I want to shine a light on something else. Before you touch the stem, your body is already talking to the environment, whether you know it or not.
Stand near a patch of wild garlic on a damp morning and you don’t need to see it. Your nose finds it first and something in your biology reacts.
Saliva might form, your heart quickens, and you’re drawn to a smell you didn’t choose to notice, but your body recognised it immediately.

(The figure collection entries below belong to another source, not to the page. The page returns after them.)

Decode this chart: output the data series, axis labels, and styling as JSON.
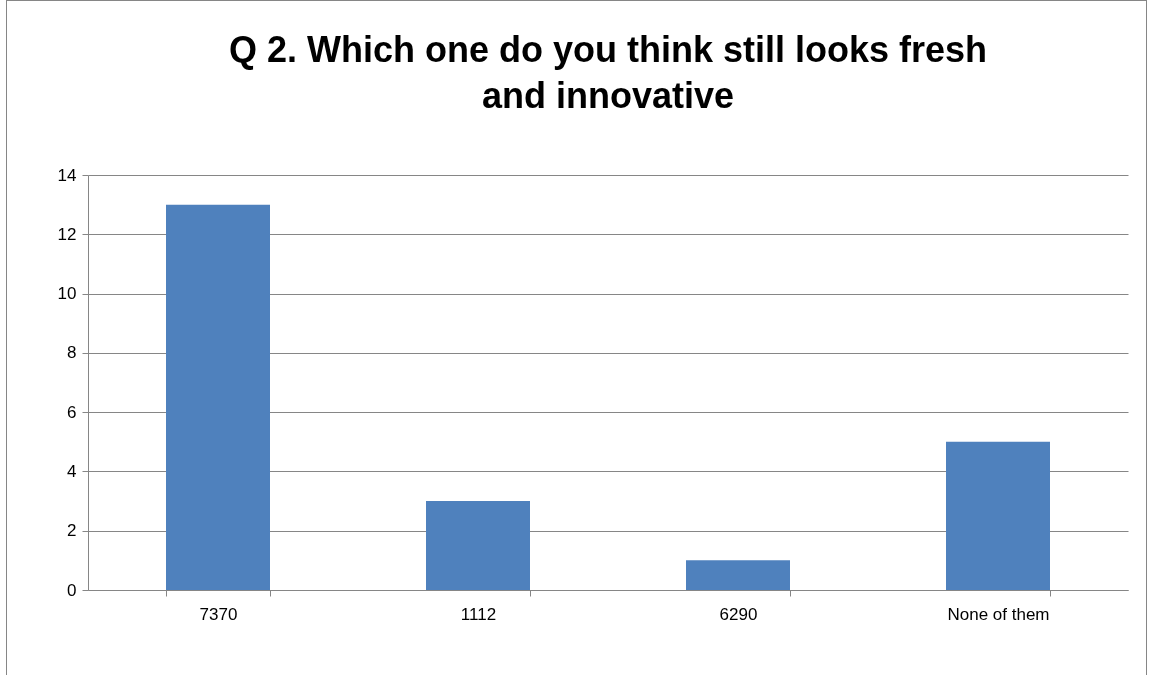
{
  "chart_data": {
    "type": "bar",
    "title": "Q 2. Which one do you think still looks fresh and innovative",
    "categories": [
      "7370",
      "1112",
      "6290",
      "None of them"
    ],
    "values": [
      13,
      3,
      1,
      5
    ],
    "color": "#4f81bd",
    "ylim": [
      0,
      14
    ],
    "yticks": [
      0,
      2,
      4,
      6,
      8,
      10,
      12,
      14
    ],
    "grid": "y"
  }
}
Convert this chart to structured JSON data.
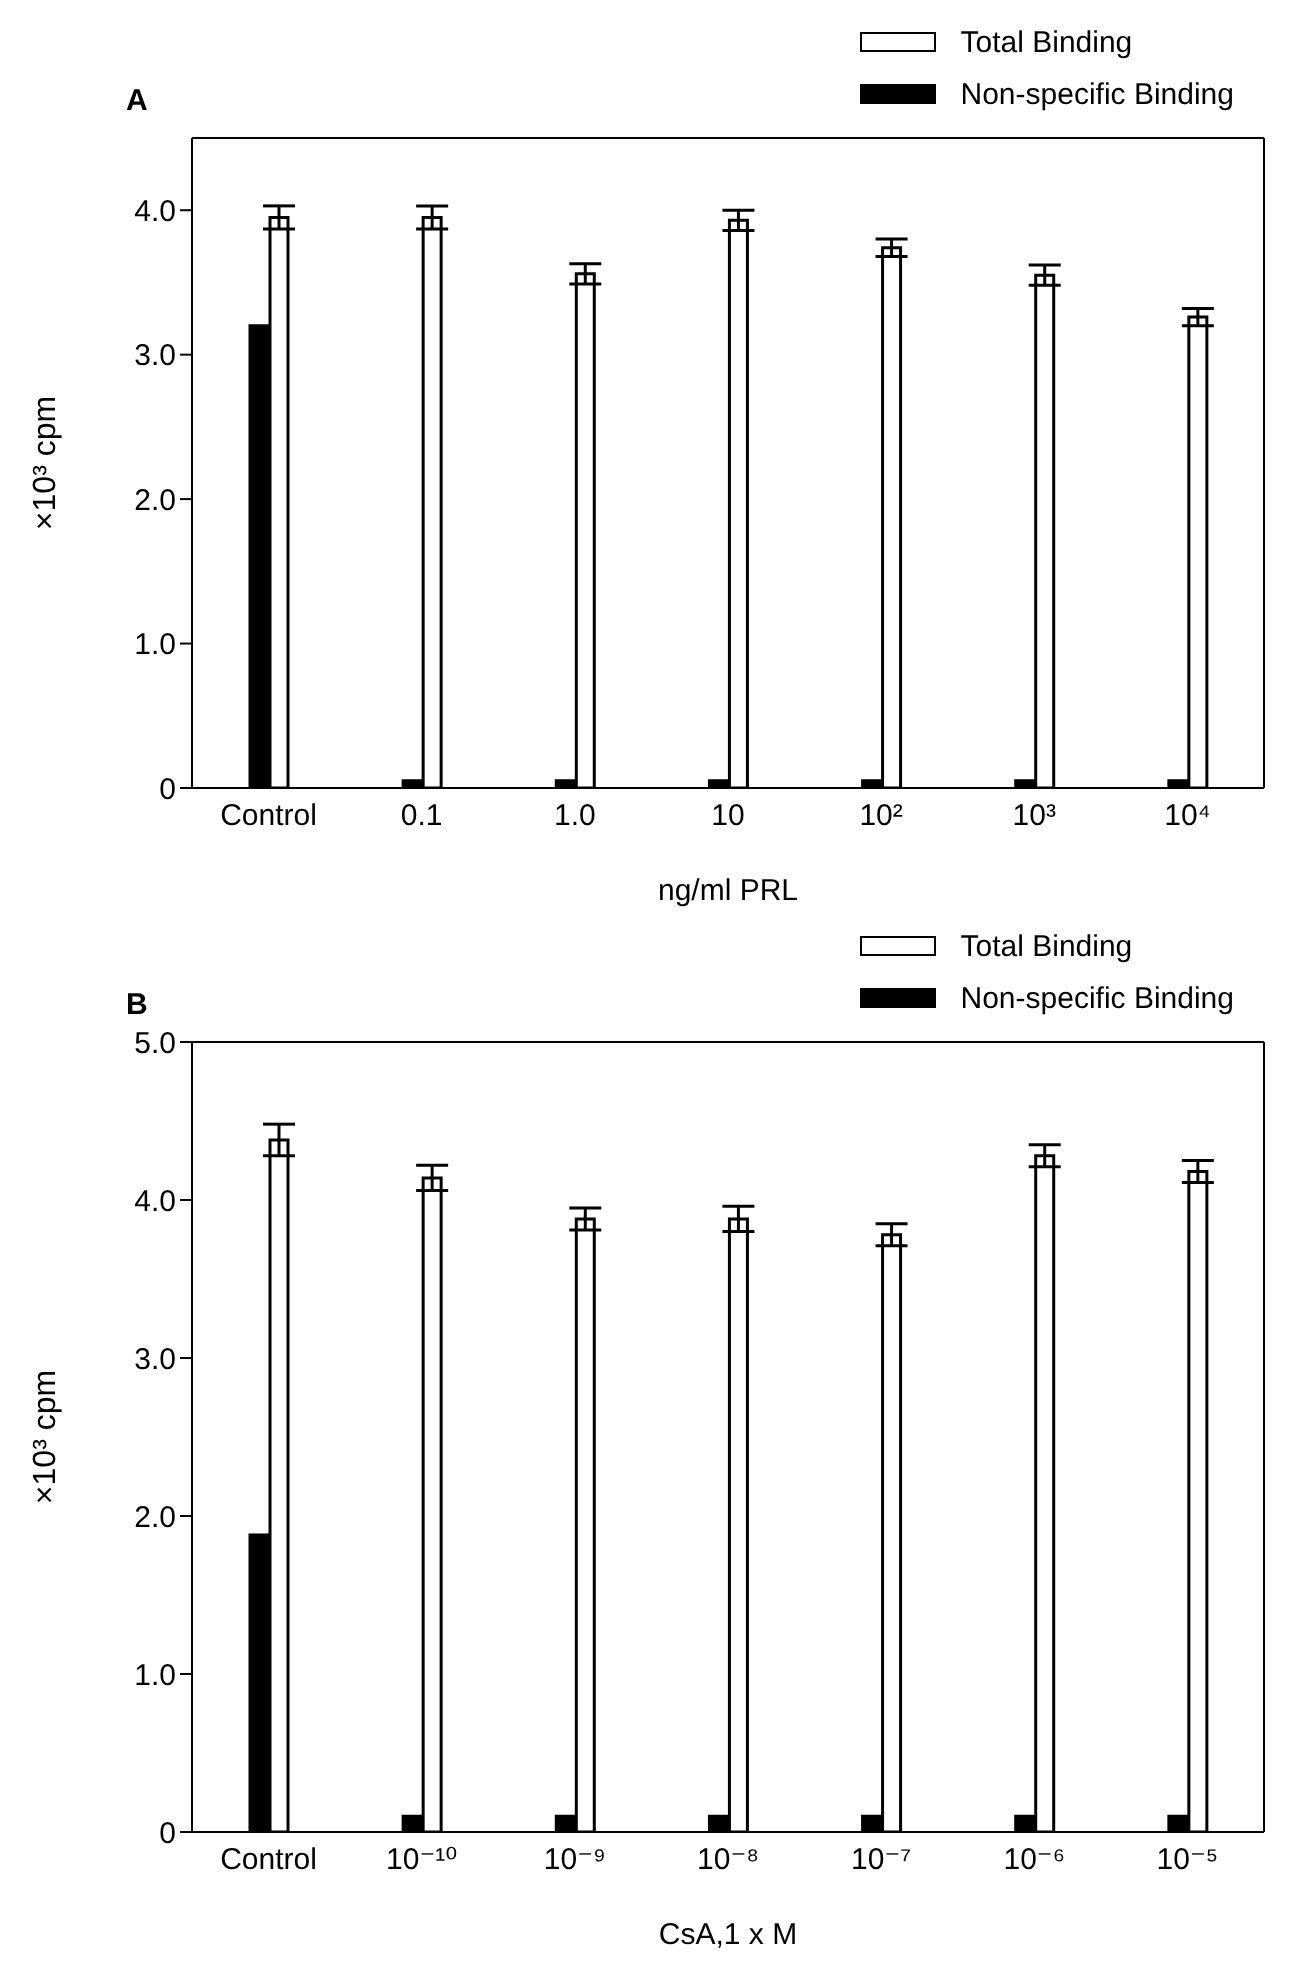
{
  "chart_data": [
    {
      "type": "bar",
      "title": "A",
      "xlabel": "ng/ml PRL",
      "ylabel": "×10³ cpm",
      "categories": [
        "Control",
        "0.1",
        "1.0",
        "10",
        "10²",
        "10³",
        "10⁴"
      ],
      "series": [
        {
          "name": "Total Binding",
          "color": "#ffffff",
          "values": [
            3.95,
            3.95,
            3.56,
            3.93,
            3.74,
            3.55,
            3.26
          ],
          "errors": [
            0.08,
            0.08,
            0.07,
            0.07,
            0.06,
            0.07,
            0.06
          ]
        },
        {
          "name": "Non-specific Binding",
          "color": "#000000",
          "values": [
            3.2,
            0.05,
            0.05,
            0.05,
            0.05,
            0.05,
            0.05
          ]
        }
      ],
      "ylim": [
        0,
        4.5
      ],
      "yticks": [
        0,
        {
          "value": 1,
          "label": "1.0"
        },
        {
          "value": 2,
          "label": "2.0"
        },
        {
          "value": 3,
          "label": "3.0"
        },
        {
          "value": 4,
          "label": "4.0"
        }
      ],
      "grid": false,
      "legend": "top right"
    },
    {
      "type": "bar",
      "title": "B",
      "xlabel": "CsA,1 x M",
      "ylabel": "×10³ cpm",
      "categories": [
        "Control",
        "10⁻¹⁰",
        "10⁻⁹",
        "10⁻⁸",
        "10⁻⁷",
        "10⁻⁶",
        "10⁻⁵"
      ],
      "series": [
        {
          "name": "Total Binding",
          "color": "#ffffff",
          "values": [
            4.38,
            4.14,
            3.88,
            3.88,
            3.78,
            4.28,
            4.18
          ],
          "errors": [
            0.1,
            0.08,
            0.07,
            0.08,
            0.07,
            0.07,
            0.07
          ]
        },
        {
          "name": "Non-specific Binding",
          "color": "#000000",
          "values": [
            1.88,
            0.1,
            0.1,
            0.1,
            0.1,
            0.1,
            0.1
          ]
        }
      ],
      "ylim": [
        0,
        5.0
      ],
      "yticks": [
        0,
        {
          "value": 1,
          "label": "1.0"
        },
        {
          "value": 2,
          "label": "2.0"
        },
        {
          "value": 3,
          "label": "3.0"
        },
        {
          "value": 4,
          "label": "4.0"
        },
        {
          "value": 5,
          "label": "5.0"
        }
      ],
      "grid": false,
      "legend": "top right"
    }
  ]
}
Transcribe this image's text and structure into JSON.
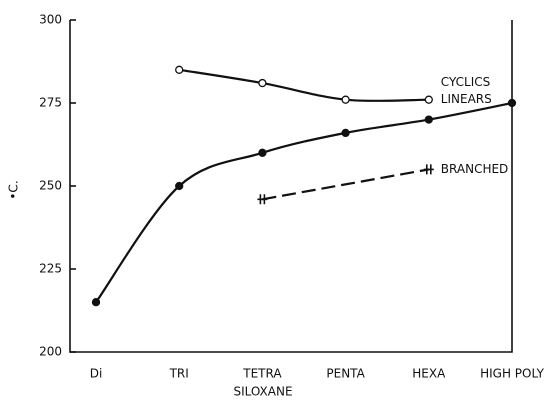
{
  "chart_data": {
    "type": "line",
    "categories": [
      "Di",
      "TRI",
      "TETRA",
      "PENTA",
      "HEXA",
      "HIGH POLY"
    ],
    "x_label": "SILOXANE",
    "y_label": "•C.",
    "ylim": [
      200,
      300
    ],
    "yticks": [
      200,
      225,
      250,
      275,
      300
    ],
    "series": [
      {
        "name": "CYCLICS",
        "color": "#111111",
        "marker": "open-circle",
        "dash": false,
        "values": [
          null,
          285,
          281,
          276,
          276,
          null
        ]
      },
      {
        "name": "LINEARS",
        "color": "#111111",
        "marker": "filled-circle",
        "dash": false,
        "values": [
          215,
          250,
          260,
          266,
          270,
          275
        ]
      },
      {
        "name": "BRANCHED",
        "color": "#111111",
        "marker": "plus",
        "dash": true,
        "values": [
          null,
          null,
          246,
          null,
          255,
          null
        ]
      }
    ]
  }
}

It’s all chemical. The plant gives off volatile compounds. Your olfactory nerves pick them up. Then, your digestive system changes, and your liver gets active.
This is ancient and precise physiology, shaped by thousands of years of human interaction with plants. The conversation was already underway before you even knew you had joined it.
I spent years thinking I was the active one. I thought the plant sat there until I picked it. The plant seemed to exist only for me, a human, because that is what the cultural stories had told me.
A long time ago I realised we had the whole thing backwards. The plant is not waiting for us. It is already doing something under its own volition and its own inner dynamic. It is sovereign to itself and what it does is reach into you whether you’re paying attention or not.
This is how foraging changes when you slow down. You stop seeing yourself as a taker. Instead, you notice what is happening around you, between you, and within you.
This exchange is continuous; it always has been. Maybe we were just moving too fast to feel it.